GREENSBORO, N.C. – Tomorrow (Saturday) is World AIDS Day, and events are planned around the state and country.

Mother and grandmother Alicia Diggs will be one of those participating in Greensboro. She has been living with HIV for 11 years. Thanks to recent developments in drug therapies, Diggs is able to work full-time and attend graduate school. She is one of more than 26,000 people in North Carolina living with the disease, and is grateful for the way her body is responding to drug therapy.

"I am healthy. I don't think about HIV unless it comes up as a subject on someone else. That's how well I control being a person that has to live with HIV."

About one out of every 260 North Carolinians is living with HIV, and while medications have made the condition a manageable illness that doesn't progress to AIDS, recent cuts to the state budget have reduced the number of medications covered under the state's AIDS Drug Assistance program.

The North Carolina AIDS Action Network estimates there are as many as 7,000 undiagnosed people living with HIV. And Claire Hermann, the group’s communications program director, says advances in medicine may make it possible to beat the virus once and for all, with the right approach.

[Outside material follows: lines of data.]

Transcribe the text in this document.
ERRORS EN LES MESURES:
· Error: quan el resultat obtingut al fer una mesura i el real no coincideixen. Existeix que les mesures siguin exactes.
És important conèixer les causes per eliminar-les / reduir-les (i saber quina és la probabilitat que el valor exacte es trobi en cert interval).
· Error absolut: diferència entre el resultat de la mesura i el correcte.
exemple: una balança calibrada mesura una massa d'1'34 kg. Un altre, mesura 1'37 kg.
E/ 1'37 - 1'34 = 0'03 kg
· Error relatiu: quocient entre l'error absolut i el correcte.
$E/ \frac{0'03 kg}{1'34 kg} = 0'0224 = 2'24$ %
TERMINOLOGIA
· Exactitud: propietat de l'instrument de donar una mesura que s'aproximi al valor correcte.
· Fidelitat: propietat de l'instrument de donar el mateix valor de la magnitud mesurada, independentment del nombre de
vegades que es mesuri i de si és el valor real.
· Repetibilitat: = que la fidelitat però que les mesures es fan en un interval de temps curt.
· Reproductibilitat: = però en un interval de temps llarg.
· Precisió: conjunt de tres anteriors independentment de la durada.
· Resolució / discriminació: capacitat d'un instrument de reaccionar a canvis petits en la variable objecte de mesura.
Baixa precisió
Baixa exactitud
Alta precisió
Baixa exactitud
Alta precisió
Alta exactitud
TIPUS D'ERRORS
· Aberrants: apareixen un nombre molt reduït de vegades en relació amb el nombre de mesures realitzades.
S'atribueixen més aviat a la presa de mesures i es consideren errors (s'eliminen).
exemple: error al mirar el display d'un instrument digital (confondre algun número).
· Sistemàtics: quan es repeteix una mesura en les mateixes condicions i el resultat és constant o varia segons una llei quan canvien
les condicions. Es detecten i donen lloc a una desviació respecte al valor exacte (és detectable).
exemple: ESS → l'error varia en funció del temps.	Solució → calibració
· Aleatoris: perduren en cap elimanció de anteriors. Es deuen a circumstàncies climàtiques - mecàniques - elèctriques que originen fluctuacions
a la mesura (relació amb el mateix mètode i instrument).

"An AIDS-free generation is an attainable goal. We have the medicines and public health tools that we need to halt this epidemic. All we need is the political will and community action to make it happen."

Hermann says if state lawmakers chose to expand the state's Medicaid program, half a million North Carolinians would have access to health insurance who currently do not, a benefit that would offer further assistance to people living with HIV.